The statement qualified as an insult, even if it went mostly unnoticed and happened almost a year ago.
During an appearance on KJR 950 radio’s Softy Mahler show, days after Washington’s 45-10 win in last year’s Apple Cup, Washington defensive backs coach Jimmy Lake took a dig at Washington State’s Air Raid offense.
Receivers were “tip-toeing across the field,” Lake said. “The system wasn’t going to change. What I did see were some nervous receivers going across the middle, some nervous receivers going downfield. I did see that, after they got hit a few times.”
Granted, it was far from a vicious verbal jab. And it came after WSU coach Mike Leach said post-game the Cougars “beat teams that were considerably better than Washington” earlier in the year.

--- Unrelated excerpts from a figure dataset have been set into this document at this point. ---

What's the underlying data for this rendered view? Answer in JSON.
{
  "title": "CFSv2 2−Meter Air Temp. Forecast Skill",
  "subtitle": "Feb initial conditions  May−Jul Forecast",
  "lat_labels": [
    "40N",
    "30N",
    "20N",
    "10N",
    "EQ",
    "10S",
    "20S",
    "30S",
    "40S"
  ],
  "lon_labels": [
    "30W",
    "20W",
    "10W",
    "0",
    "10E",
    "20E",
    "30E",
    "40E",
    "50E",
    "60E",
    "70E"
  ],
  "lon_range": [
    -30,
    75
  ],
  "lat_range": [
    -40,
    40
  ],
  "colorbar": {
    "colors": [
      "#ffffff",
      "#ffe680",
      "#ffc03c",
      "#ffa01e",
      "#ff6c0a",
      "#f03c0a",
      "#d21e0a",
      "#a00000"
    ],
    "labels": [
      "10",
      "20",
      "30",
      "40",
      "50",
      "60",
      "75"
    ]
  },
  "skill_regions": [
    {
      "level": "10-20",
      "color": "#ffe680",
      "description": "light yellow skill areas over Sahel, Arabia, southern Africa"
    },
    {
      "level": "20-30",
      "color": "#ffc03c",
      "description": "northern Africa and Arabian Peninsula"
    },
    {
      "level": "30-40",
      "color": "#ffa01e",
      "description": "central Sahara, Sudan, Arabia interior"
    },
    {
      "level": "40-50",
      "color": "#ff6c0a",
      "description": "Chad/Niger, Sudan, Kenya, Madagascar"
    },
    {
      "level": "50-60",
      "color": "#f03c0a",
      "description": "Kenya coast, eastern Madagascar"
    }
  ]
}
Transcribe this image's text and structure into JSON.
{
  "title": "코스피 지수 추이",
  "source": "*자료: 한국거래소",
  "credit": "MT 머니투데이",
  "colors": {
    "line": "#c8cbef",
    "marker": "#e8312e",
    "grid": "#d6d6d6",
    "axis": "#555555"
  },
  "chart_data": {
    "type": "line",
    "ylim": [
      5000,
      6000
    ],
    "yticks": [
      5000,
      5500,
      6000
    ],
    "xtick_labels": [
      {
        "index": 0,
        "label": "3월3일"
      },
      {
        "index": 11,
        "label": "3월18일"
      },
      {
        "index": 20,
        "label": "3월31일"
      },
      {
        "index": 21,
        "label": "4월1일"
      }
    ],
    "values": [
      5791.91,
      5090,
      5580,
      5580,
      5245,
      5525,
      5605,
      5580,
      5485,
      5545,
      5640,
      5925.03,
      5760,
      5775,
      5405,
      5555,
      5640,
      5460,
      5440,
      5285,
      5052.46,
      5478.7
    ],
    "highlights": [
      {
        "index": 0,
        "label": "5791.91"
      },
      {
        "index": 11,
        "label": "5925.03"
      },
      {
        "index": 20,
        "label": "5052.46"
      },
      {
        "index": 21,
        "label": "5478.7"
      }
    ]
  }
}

Since no players from No. 6 UW and No. 23 WSU were available to the media before Friday’s Apple Cup in Pullman (12:30 p.m., FOX), which will decide the Pac-12 North champion, Lake’s year-old comment must serve as this year’s trash talk.
Following Tuesday’s practice, a reporter asked Leach about Lake’s shot.
“I don’t care what he thinks,” Leach snarled.
Leach had reason to be testy. The Huskies (10-1, 7-1 Pac-12) outscored the Cougars 76-23 the past two Apple Cups. He’s 1-3 against the Huskies at WSU, his only win coming in 2012 when the Cougars rallied from an 18-point fourth-quarter deficit and won in overtime against the Huskies coached by Steve Sarkisian.
Last year, Falk missed the annual cross-state rivalry game with a concussion. Backup QB Peyton Bender (no longer with the program) was annihilated in his first career start. The Cougars turned the ball over seven times. UW’s defense scored three touchdowns.
In 2014, Falk, then a backup, played poorly in place of an injured Connor Halliday, out with a broken leg, in the Huskies’ 31-14 win in Pullman.
Lake wasn’t impressed with the offense.
“They try to make it basketball on grass, kind of throwing the ball around like it’s 7-on-7. And that’s not what football is,” he told Mahler. “Football is hard-nosed, tough-nosed . . . You got to expect to get hit. You’re going to get hit. If you throw the ball that many times a game, you’re going to get hit . . . I’m sure on Saturday morning they felt who was the more physical team.”
Lake backed away from his comments in an interview this week, referring to Leach’s scheme as “genius.”
“There’s no mistaking that this is an excellent offense,” Lake said, according to The (Tacoma) News Tribune. “It’s very, very challenging, they put a lot of pressure on people, and it’ll be a challenge for us.”
Leach and Petersen had only nice things to say about each other during their Monday press conferences.
“Like a lot of us, I grew up with my parents saying ‘Why can’t you be more like a guy like Chris Petersen?’” Leach said.
“Usually everything he says, I’m laughing at,” Petersen said.
No need to stoke emotions for the most meaningful Apple Cup since 1981, when a Rose Bowl berth was at stake for both teams. UW beat WSU 23-10 in Seattle. The Cougars went on to lose the Holiday Bowl to BYU, while the Huskies trounced a favored Iowa team in the Rose Bowl.
It took 35 years return to a scenario where so much is on the line for both schools. The Huskies can likely earn a spot in the College Football Playoff with a win Friday and in the Pac-12 title game.
The Cougars would earn a trip to the Rose Bowl with two more wins.
Leach went full Petersen mode when asked about the rivalry, downplaying the notion that “everybody hates everybody.”
“If there is, then we’ve been cheating ourselves up to this point,” Leach said. “If everybody’s doing their best, you should (play) your best as often as possible. It’s not going to be perfect. Everybody’s going to get slightly distracted . . . There shouldn’t be anything held back. It’s not like there’s some warehouse where you break it out on occasion. It should be every time, otherwise you diminish your ability to develop skills over time.”